Fracture Characteristics of Super Duplex Stainless Steel after Hot Tensile Testing

Abstract

Abstract This study’s temperature range of hot tensile testing is 1000–1200 °C, which is consistent with ordinary industrial hot working temperatures. The fractography of super duplex stainless steel S32750 after hot tensile testing is investigated with Optical Microscopy and Scanning Electron Microscopy, and Electron Back-scatter Diffraction and Transmission Electron Microscopy study hot deformation behaviors of the necking area.
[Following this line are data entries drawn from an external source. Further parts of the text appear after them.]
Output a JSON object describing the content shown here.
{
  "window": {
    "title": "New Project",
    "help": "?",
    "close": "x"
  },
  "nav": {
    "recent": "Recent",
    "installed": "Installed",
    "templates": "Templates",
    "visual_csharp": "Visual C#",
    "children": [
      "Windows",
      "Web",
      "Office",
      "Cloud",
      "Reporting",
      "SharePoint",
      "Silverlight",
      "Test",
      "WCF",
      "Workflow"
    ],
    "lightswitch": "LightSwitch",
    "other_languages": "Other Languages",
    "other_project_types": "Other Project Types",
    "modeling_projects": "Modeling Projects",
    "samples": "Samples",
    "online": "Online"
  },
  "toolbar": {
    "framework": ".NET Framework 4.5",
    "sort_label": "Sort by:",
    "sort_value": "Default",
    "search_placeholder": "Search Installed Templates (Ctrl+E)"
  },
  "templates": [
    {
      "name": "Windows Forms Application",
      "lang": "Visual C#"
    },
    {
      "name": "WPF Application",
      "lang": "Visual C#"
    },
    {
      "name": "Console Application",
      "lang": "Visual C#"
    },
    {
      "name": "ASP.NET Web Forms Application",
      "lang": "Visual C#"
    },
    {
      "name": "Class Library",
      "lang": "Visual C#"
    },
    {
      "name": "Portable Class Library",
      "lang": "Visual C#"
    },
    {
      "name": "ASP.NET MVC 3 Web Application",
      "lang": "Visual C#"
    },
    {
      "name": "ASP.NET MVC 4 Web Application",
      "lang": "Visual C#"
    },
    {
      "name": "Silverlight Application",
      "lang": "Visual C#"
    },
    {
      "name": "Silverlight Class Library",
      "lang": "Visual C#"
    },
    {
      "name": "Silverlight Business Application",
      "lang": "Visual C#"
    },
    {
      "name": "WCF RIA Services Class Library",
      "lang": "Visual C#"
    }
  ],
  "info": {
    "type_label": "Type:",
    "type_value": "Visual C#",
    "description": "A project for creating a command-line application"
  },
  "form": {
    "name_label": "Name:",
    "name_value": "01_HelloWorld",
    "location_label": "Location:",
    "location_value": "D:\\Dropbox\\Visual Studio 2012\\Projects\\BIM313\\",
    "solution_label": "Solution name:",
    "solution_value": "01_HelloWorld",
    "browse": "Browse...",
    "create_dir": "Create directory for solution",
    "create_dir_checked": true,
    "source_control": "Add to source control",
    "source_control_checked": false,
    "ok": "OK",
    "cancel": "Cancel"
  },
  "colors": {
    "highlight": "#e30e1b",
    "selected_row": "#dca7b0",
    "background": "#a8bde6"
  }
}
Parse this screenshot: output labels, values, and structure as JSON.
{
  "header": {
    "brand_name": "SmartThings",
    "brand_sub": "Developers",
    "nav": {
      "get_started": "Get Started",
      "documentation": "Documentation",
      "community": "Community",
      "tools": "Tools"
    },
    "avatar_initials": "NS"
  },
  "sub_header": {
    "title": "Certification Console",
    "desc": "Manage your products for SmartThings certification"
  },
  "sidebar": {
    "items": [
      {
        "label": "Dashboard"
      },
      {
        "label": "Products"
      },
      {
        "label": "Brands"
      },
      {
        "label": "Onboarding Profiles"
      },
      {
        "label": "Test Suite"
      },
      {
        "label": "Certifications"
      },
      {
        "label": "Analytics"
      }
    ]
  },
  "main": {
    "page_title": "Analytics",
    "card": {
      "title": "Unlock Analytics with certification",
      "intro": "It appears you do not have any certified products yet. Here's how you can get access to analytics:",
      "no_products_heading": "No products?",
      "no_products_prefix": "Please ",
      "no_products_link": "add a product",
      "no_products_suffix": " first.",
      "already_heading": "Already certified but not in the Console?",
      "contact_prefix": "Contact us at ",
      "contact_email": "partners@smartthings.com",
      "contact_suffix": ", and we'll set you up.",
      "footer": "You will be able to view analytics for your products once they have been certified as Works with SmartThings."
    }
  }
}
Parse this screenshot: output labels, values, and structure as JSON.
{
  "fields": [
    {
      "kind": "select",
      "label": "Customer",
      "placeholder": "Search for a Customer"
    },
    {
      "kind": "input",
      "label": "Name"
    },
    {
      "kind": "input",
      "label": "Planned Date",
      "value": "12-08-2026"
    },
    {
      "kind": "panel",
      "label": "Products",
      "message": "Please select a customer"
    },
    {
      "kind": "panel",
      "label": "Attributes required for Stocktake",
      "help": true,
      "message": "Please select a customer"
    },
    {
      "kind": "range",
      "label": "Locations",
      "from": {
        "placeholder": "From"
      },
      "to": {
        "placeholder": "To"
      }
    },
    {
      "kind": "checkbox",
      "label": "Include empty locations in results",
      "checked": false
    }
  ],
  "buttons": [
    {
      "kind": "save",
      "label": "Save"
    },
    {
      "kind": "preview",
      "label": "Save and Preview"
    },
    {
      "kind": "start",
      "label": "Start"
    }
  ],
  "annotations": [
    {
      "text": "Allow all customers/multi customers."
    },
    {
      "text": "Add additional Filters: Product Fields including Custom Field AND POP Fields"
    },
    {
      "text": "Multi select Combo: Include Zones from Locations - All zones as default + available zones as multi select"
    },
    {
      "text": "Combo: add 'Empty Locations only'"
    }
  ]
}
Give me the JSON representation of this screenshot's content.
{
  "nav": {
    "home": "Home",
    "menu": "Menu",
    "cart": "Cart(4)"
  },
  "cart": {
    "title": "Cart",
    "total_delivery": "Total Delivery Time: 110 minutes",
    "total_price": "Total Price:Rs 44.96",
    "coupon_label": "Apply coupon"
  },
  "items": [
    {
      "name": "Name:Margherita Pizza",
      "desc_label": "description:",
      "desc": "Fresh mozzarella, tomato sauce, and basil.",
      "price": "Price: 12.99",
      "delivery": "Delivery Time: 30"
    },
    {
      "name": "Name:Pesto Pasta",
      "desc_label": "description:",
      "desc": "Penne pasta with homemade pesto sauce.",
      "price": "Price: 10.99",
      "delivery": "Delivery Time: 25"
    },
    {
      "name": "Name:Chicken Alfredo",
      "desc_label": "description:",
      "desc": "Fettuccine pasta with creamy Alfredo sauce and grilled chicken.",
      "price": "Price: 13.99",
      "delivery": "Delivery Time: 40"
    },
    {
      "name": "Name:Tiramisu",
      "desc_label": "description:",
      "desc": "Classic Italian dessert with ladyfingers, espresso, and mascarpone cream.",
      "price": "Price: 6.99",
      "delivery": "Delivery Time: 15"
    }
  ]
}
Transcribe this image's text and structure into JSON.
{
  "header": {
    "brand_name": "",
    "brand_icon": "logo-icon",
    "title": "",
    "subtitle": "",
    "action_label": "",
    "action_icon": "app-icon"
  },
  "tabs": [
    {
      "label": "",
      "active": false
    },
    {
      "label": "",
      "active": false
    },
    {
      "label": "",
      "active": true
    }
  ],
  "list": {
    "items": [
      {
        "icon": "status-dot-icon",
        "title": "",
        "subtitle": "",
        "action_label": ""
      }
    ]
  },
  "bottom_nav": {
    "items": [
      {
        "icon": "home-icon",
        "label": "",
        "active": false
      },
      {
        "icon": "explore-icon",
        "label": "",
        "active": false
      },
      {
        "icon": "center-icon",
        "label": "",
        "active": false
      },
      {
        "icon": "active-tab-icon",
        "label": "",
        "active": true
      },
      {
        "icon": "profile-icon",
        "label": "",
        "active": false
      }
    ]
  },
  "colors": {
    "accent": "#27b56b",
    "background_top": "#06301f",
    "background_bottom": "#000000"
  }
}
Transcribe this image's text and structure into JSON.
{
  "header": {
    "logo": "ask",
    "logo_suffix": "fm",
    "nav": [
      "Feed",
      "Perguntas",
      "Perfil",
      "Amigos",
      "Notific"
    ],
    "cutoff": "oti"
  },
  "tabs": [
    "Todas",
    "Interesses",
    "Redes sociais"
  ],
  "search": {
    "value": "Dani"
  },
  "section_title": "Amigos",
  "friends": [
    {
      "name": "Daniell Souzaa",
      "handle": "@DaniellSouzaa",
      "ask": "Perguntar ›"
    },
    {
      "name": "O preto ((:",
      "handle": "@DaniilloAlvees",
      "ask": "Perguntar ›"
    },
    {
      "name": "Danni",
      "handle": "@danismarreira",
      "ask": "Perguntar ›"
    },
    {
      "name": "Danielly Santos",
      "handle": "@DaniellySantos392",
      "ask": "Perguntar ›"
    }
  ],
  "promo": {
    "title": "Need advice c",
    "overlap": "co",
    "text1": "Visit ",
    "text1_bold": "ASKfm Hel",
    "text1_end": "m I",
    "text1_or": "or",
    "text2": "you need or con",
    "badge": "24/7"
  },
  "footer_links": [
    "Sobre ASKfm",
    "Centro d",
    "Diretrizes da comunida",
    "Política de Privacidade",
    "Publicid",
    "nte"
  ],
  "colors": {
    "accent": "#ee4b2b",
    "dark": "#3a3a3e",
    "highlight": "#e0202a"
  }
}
The results reveal that ~1050–1150 °C is the optimal hot working temperature range regarding hot ductility and cracking sensitivity. The micro-voids nucleate at the ferrite-austenite interphase boundaries following the Kurdjumov-Sachs (K-S) or Nishiyama-Wasserman (N-W) orientation relationship at 1000 °C. Therefore, a quasi-cleavage fracture forms along the interphase boundaries. At the temperature range 1050–1150 °C, a uniform distribution of fracture surface is formed, and the highest Reduction in Area appears at 1150 °C. Dynamic phase transformation occurs with the formation of secondary austenite at ferrite grain boundaries at 1200 °C, which results in an intergranular fracture surface morphology.